Human evolution, or anthropogenesis, is the part of biological evolution concerning the emergence of Homo sapiens as a distinct species from other hominins, great apes and placental mammals. It is the subject of a broad scientific inquiry that seeks to understand and describe how this change occurred. The study of human evolution encompasses many scientific disciplines, most notably physical anthropology, primatology, archaeology, linguistics and genetics.

The term "human", in the context of human evolution, refers to the genus Homo, but studies of human evolution usually include other hominins, such as the Australopithecines. The Homo genus diverged from the Australopithecines about 2 million years ago in Africa. Scientists have estimated that humans branched off from their common ancestor with chimpanzees—the only other living homininis—about 5–7 million years ago. Several species of Homo evolved that are now extinct. These include Homo erectus, which inhabited Asia, and Homo neanderthalensis, which inhabited Europe.
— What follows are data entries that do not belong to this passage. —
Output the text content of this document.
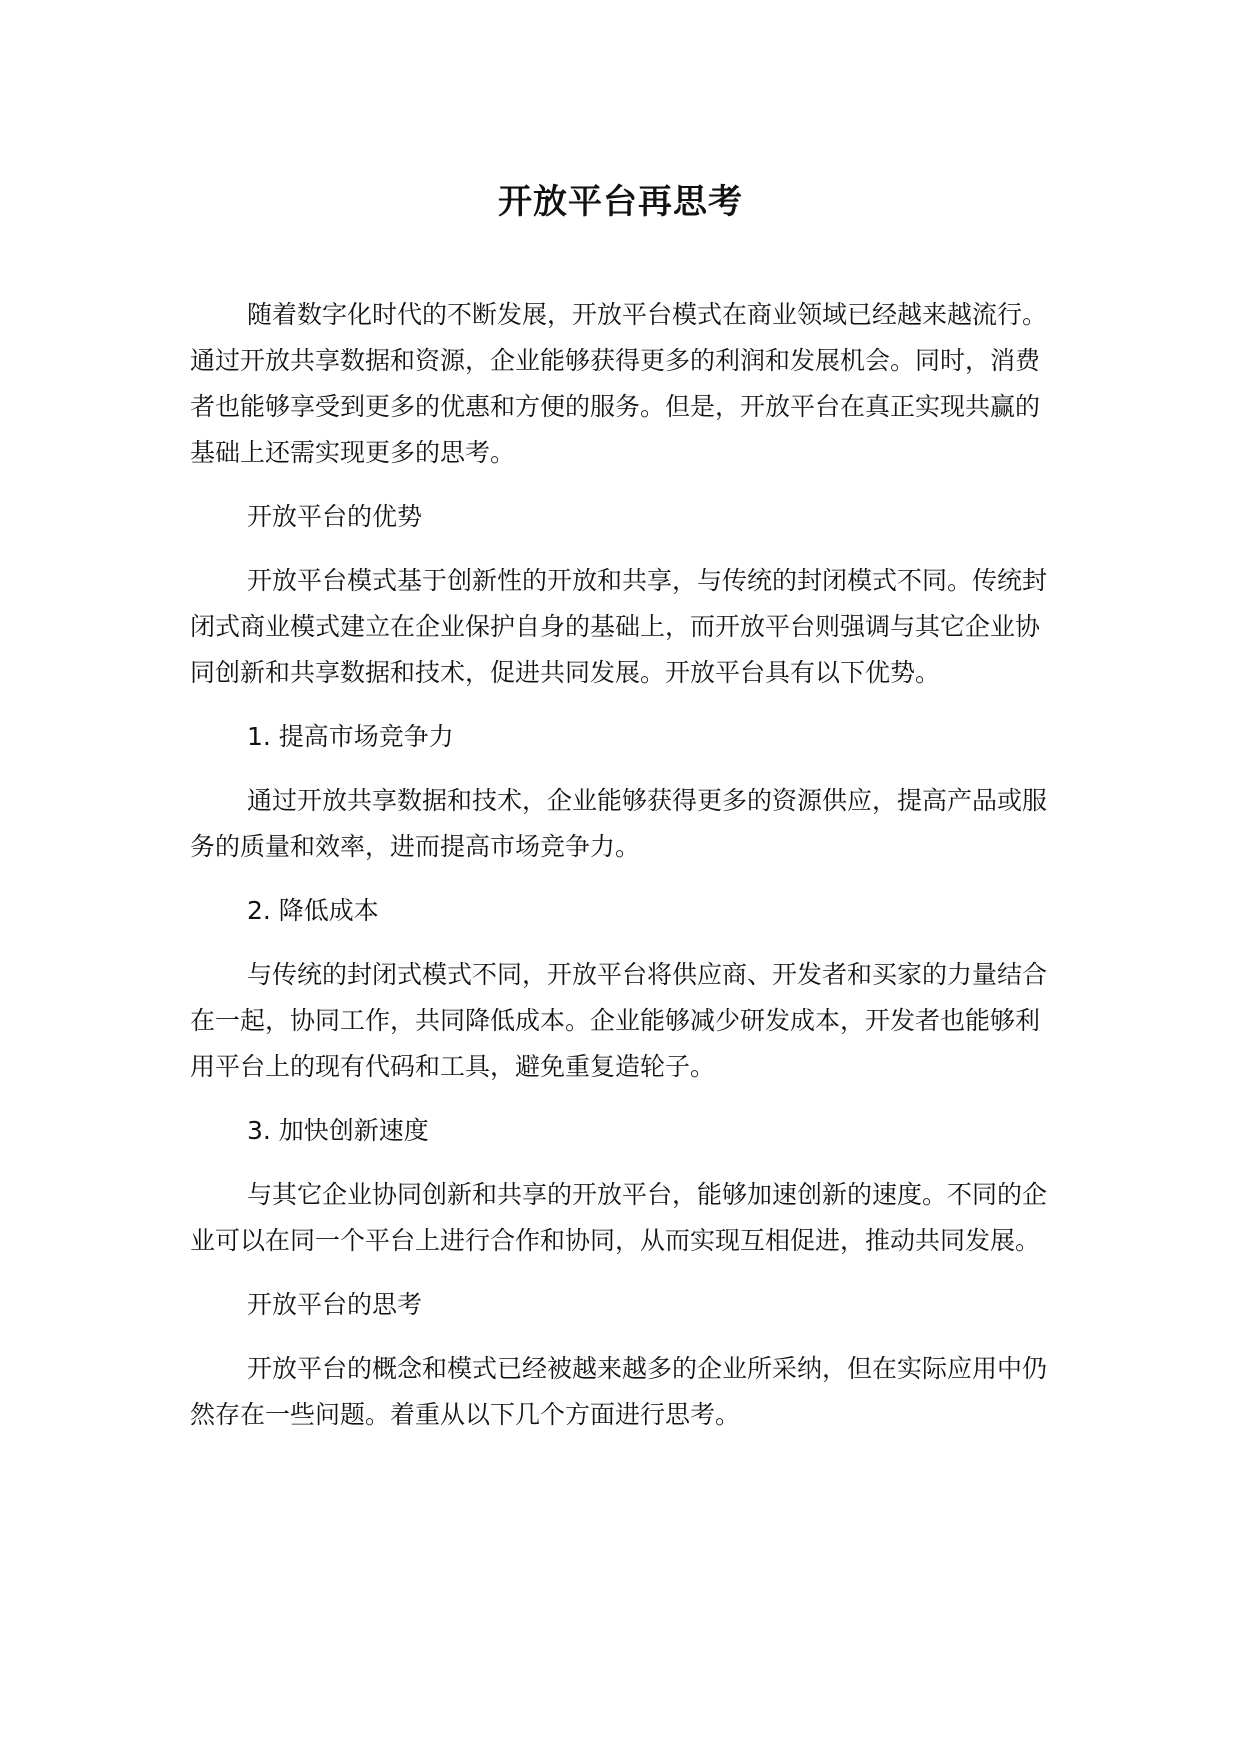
开放平台再思考

随着数字化时代的不断发展，开放平台模式在商业领域已经越来越流行。通过开放共享数据和资源，企业能够获得更多的利润和发展机会。同时，消费者也能够享受到更多的优惠和方便的服务。但是，开放平台在真正实现共赢的基础上还需实现更多的思考。

开放平台的优势

开放平台模式基于创新性的开放和共享，与传统的封闭模式不同。传统封闭式商业模式建立在企业保护自身的基础上，而开放平台则强调与其它企业协同创新和共享数据和技术，促进共同发展。开放平台具有以下优势。

1. 提高市场竞争力

通过开放共享数据和技术，企业能够获得更多的资源供应，提高产品或服务的质量和效率，进而提高市场竞争力。

2. 降低成本

与传统的封闭式模式不同，开放平台将供应商、开发者和买家的力量结合在一起，协同工作，共同降低成本。企业能够减少研发成本，开发者也能够利用平台上的现有代码和工具，避免重复造轮子。

3. 加快创新速度

与其它企业协同创新和共享的开放平台，能够加速创新的速度。不同的企业可以在同一个平台上进行合作和协同，从而实现互相促进，推动共同发展。

开放平台的思考

开放平台的概念和模式已经被越来越多的企业所采纳，但在实际应用中仍然存在一些问题。着重从以下几个方面进行思考。
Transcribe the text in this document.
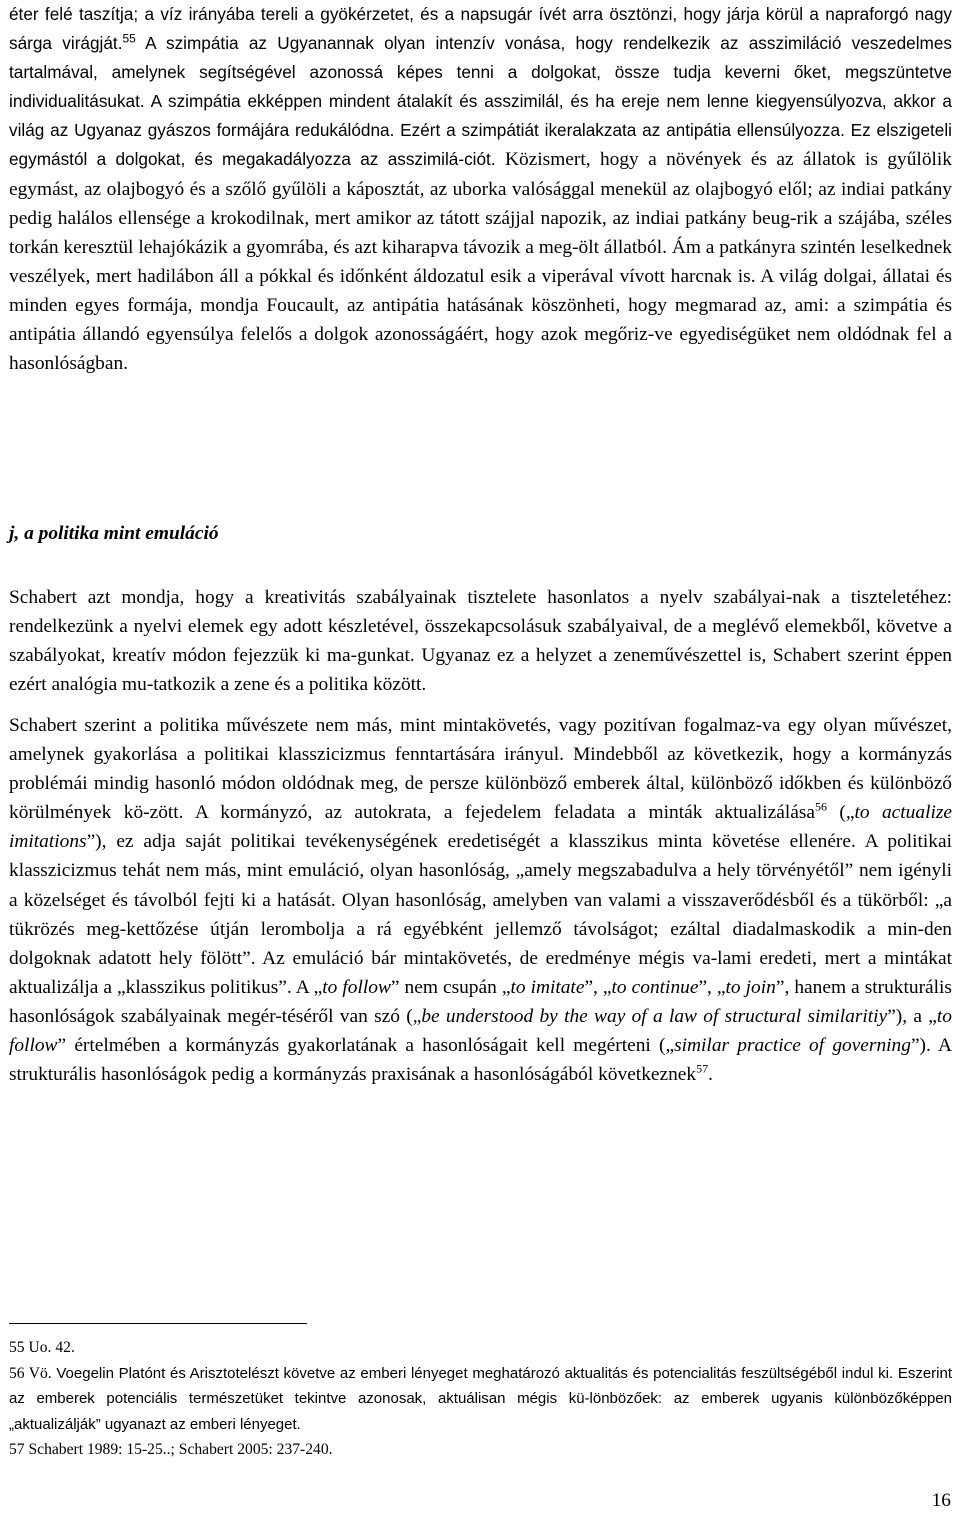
éter felé taszítja; a víz irányába tereli a gyökérzetet, és a napsugár ívét arra ösztönzi, hogy járja körül a napraforgó nagy sárga virágját.$^{55}$ A szimpátia az Ugyanannak olyan intenzív vonása, hogy rendelkezik az asszimiláció veszedelmes tartalmával, amelynek segítségével azonossá képes tenni a dolgokat, össze tudja keverni őket, megszüntetve individualitásukat. A szimpátia ekképpen mindent átalakít és asszimilál, és ha ereje nem lenne kiegyensúlyozva, akkor a világ az Ugyanaz gyászos formájára redukálódna. Ezért a szimpátiát ikeralakzata az antipátia ellensúlyozza. Ez elszigeteli egymástól a dolgokat, és megakadályozza az asszimilá-ciót. Közismert, hogy a növények és az állatok is gyűlölik egymást, az olajbogyó és a szőlő gyűlöli a káposztát, az uborka valósággal menekül az olajbogyó elől; az indiai patkány pedig halálos ellensége a krokodilnak, mert amikor az tátott szájjal napozik, az indiai patkány beug-rik a szájába, széles torkán keresztül lehajókázik a gyomrába, és azt kiharapva távozik a meg-ölt állatból. Ám a patkányra szintén leselkednek veszélyek, mert hadilábon áll a pókkal és időnként áldozatul esik a viperával vívott harcnak is. A világ dolgai, állatai és minden egyes formája, mondja Foucault, az antipátia hatásának köszönheti, hogy megmarad az, ami: a szimpátia és antipátia állandó egyensúlya felelős a dolgok azonosságáért, hogy azok megőriz-ve egyediségüket nem oldódnak fel a hasonlóságban.

j, a politika mint emuláció

Schabert azt mondja, hogy a kreativitás szabályainak tisztelete hasonlatos a nyelv szabályai-nak a tiszteletéhez: rendelkezünk a nyelvi elemek egy adott készletével, összekapcsolásuk szabályaival, de a meglévő elemekből, követve a szabályokat, kreatív módon fejezzük ki ma-gunkat. Ugyanaz ez a helyzet a zeneművészettel is, Schabert szerint éppen ezért analógia mu-tatkozik a zene és a politika között.

Schabert szerint a politika művészete nem más, mint mintakövetés, vagy pozitívan fogalmaz-va egy olyan művészet, amelynek gyakorlása a politikai klasszicizmus fenntartására irányul. Mindebből az következik, hogy a kormányzás problémái mindig hasonló módon oldódnak meg, de persze különböző emberek által, különböző időkben és különböző körülmények kö-zött. A kormányzó, az autokrata, a fejedelem feladata a minták aktualizálása$^{56}$ („to actualize imitations”), ez adja saját politikai tevékenységének eredetiségét a klasszikus minta követése ellenére. A politikai klasszicizmus tehát nem más, mint emuláció, olyan hasonlóság, „amely megszabadulva a hely törvényétől” nem igényli a közelséget és távolból fejti ki a hatását. Olyan hasonlóság, amelyben van valami a visszaverődésből és a tükörből: „a tükrözés meg-kettőzése útján lerombolja a rá egyébként jellemző távolságot; ezáltal diadalmaskodik a min-den dolgoknak adatott hely fölött”. Az emuláció bár mintakövetés, de eredménye mégis va-lami eredeti, mert a mintákat aktualizálja a „klasszikus politikus”. A „to follow” nem csupán „to imitate”, „to continue”, „to join”, hanem a strukturális hasonlóságok szabályainak megér-téséről van szó („be understood by the way of a law of structural similaritiy”), a „to follow” értelmében a kormányzás gyakorlatának a hasonlóságait kell megérteni („similar practice of governing”). A strukturális hasonlóságok pedig a kormányzás praxisának a hasonlóságából következnek$^{57}$.

55 Uo. 42.

56 Vö. Voegelin Platónt és Arisztotelészt követve az emberi lényeget meghatározó aktualitás és potencialitás feszültségéből indul ki. Eszerint az emberek potenciális természetüket tekintve azonosak, aktuálisan mégis kü-lönbözőek: az emberek ugyanis különbözőképpen „aktualizálják” ugyanazt az emberi lényeget.

57 Schabert 1989: 15-25..; Schabert 2005: 237-240.

16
Archaic Homo sapiens evolved between 400,000 and 250,000 years ago. The dominant view among scientists is the recent African origin of modern humans (RAO) that H. sapiens evolved in Africa and spread across the globe, replacing populations of H. erectus and H. neanderthalensis. Scientists supporting the alternative hypothesis on the multiregional evolution (ME) view modern humans as having evolved as a single, widespread population from existing Homo species, particularly H. erectus. The fossil evidence is insufficient to resolve this vigorous debate,. Studies of haplogroups in Y-chromosomal DNA and mitochondrial DNA have largely supported a recent African origin, while some researchers argue that evidence from nuclear genes supports a multiregional origin.